Emily Breidenback (USA)
Emily Breidenbach is an arts administrator and writer with a background working in arts and educational non-profit spaces. Emily is currently the Assistant Director for Marketing and Enrollment for Continuing Studies and Youth Programs at the School of the Art Institute of Chicago and has previously managed strategic communications for the Art Institute of Chicago, the Frank Lloyd Wright Foundation, and the Krannert Art Museum. She also writes for the arts publication Sixty Inches from Center. Emily holds a BFA in Art History from the University of Illinois at Urbana-Champaign, and an MA in Arts Administration and Policy from the School of the Art Institute of Chicago.
Laura Plant (UK)
Curating, Art, Craft, Cross-disciplinary research
Laura Plant is an Artist and Curator from Bristol in the United Kingdom, currently living in London. She comes from a fine arts background, having studied Illustration as her undergraduate degree and now currently studying an MFA in Curating at Goldsmiths (University of London).

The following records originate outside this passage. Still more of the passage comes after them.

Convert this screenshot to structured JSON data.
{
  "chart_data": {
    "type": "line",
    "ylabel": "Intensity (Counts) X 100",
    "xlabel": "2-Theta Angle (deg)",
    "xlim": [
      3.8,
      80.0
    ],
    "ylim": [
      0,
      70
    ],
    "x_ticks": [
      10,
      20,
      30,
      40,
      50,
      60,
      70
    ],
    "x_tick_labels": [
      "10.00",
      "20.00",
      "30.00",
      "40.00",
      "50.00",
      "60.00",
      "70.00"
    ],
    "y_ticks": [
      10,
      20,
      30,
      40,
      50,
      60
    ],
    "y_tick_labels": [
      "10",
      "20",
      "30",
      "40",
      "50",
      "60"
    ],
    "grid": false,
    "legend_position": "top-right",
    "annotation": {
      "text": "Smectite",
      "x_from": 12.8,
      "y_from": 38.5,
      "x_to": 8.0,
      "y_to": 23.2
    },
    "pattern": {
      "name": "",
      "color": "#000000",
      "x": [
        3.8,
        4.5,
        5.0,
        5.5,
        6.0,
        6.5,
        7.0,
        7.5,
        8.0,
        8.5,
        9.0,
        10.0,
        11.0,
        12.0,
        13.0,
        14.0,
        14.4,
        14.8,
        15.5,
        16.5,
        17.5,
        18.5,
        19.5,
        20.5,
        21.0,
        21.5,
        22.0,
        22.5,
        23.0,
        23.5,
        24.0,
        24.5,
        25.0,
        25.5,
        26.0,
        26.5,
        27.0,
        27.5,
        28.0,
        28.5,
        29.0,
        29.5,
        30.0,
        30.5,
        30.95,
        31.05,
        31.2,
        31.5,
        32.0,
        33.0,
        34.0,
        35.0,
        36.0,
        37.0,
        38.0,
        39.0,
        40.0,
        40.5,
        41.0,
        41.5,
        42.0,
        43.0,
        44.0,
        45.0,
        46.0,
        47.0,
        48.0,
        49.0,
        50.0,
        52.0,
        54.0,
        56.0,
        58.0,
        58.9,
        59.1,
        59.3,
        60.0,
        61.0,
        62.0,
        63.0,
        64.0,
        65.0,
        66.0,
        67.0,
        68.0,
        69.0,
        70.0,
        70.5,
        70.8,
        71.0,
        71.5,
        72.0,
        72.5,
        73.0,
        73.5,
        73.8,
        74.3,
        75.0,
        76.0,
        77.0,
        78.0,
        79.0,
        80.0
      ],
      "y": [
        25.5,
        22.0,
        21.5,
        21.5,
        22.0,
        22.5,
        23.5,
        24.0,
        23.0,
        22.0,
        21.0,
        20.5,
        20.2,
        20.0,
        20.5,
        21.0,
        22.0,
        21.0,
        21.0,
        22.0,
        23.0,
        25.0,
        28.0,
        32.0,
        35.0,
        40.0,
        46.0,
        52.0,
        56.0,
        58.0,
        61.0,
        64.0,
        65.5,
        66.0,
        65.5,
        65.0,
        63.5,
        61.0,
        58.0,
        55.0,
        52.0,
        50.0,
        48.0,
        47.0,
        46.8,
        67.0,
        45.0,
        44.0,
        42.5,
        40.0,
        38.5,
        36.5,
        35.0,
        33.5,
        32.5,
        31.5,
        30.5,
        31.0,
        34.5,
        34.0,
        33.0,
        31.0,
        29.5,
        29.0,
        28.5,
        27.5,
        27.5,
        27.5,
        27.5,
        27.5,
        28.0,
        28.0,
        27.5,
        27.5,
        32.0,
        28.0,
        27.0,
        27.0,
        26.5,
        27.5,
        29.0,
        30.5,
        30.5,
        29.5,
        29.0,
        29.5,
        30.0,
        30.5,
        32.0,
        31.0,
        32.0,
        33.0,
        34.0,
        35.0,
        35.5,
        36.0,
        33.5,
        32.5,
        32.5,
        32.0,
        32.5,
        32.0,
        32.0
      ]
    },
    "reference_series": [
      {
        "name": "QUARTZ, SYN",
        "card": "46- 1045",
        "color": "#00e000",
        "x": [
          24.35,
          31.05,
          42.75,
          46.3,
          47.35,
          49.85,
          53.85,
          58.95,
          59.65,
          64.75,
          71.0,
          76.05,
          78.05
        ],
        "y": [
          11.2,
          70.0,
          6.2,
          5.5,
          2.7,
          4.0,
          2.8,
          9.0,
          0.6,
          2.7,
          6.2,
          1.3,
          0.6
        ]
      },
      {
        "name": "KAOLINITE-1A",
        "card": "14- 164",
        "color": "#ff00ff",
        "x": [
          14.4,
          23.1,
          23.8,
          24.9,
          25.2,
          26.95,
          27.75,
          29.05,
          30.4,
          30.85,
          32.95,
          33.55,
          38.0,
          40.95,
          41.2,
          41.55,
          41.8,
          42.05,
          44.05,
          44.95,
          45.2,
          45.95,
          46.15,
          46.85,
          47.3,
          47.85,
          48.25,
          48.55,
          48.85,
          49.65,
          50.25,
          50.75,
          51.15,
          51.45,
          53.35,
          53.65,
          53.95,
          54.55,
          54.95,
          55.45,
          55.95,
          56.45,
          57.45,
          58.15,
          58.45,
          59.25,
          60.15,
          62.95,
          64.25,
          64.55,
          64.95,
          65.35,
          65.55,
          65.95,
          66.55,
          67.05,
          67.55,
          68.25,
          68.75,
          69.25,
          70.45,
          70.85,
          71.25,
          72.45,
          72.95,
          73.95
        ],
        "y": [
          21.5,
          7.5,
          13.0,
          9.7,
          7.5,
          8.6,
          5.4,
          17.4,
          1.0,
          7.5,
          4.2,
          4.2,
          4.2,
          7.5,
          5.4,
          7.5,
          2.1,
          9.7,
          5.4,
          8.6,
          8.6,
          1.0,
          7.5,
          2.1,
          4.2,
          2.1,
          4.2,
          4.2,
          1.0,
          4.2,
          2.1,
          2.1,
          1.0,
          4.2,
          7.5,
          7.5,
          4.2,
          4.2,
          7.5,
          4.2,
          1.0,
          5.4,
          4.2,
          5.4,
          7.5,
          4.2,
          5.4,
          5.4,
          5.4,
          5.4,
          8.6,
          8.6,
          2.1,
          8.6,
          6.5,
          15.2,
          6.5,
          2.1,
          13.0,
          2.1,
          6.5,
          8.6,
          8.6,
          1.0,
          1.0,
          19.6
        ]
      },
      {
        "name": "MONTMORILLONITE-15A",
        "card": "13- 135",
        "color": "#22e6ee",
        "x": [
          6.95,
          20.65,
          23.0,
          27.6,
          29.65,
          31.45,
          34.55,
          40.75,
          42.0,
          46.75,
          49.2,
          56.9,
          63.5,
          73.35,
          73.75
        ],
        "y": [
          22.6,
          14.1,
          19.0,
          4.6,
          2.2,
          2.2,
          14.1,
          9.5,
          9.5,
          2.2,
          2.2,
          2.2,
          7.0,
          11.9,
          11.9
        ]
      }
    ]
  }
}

Over the past few years, she has curated a number of self-organised exhibitions and event series covering film work, print and publications, as well as undertaking her own design and drawing practice in which she has made and self-published a number of publications. She has worked in galleries both non-profit and commercial, had a number of voluntary roles for public art institutions and community projects, and written a number of articles published in arts-related journals. Always interested in working across disciplines, with a particular focus on the role of art in illuminating and transforming scientific knowledge for a wider public context, she is currently exploring how the visual arts and curatorial disciplines can inform and advance each other. After finishing her MFA this Summer, she intends to pursue her own independent curatorial practice.
Ted Meyer (USA)
Ted Meyer is a nationally recognized artist, curator and patient advocate who helps patients, students and medical professionals see the positive in the worst life can offer. Ted’s 18-year project “Scarred for Life: Mono-prints of Human Scars” chronicles the trauma and courage of people who have lived through accidents and health crises. Ted seeks to improve patient/physician communications and speaks about living as an artist with illness. Telling stories about his own art and the stories behind his scar art collection, he offers insight into living with pain, illness, and disfigurement. Ted has been featured on NPR and in the New York Times, Washington Post, Chicago Tribune, and USA Today. His work has been displayed internationally in museums, hospitals, and galleries. As the current Artist in Residence at USC Keck School of Medicine, Ted curates exhibitions of artwork by patients whose subject matter coincides with medical school curriculum. Ted has curated shows by artists challenged by MS, cancer, germ phobias, back pain, and other diseases. In addition, he is a Visiting Scholar at the National Museum of Health and Medicine, invited to take part in the Aspen Seminars, was named The 2017 Sterling Visiting Professorship at Stanford University, and has been a TEDMED mainstage speaker. Ted’s painting have been shown around the world, from Europe, to Asia, and throughout the United States. With subject matter ranging from introspective, to down right humorous, his narrative always looks at human interactions. Ted is also a freelance designer, writer, photographer and illustrator. He has written and illustrated several books. “Shrink Yourself: The Complete do-it-Yourself Book of Freudian Psychoanalysis”, “The Butt Hello – And Other Reasons My Cats Drive Me Crazy”, “Cats Around the World” and “Good Things You Can Learn from A Bad Relationship”, “Scarred for Life”, “Woman Napping with Animals”. He is the owner of Art Your World, a full service design studio.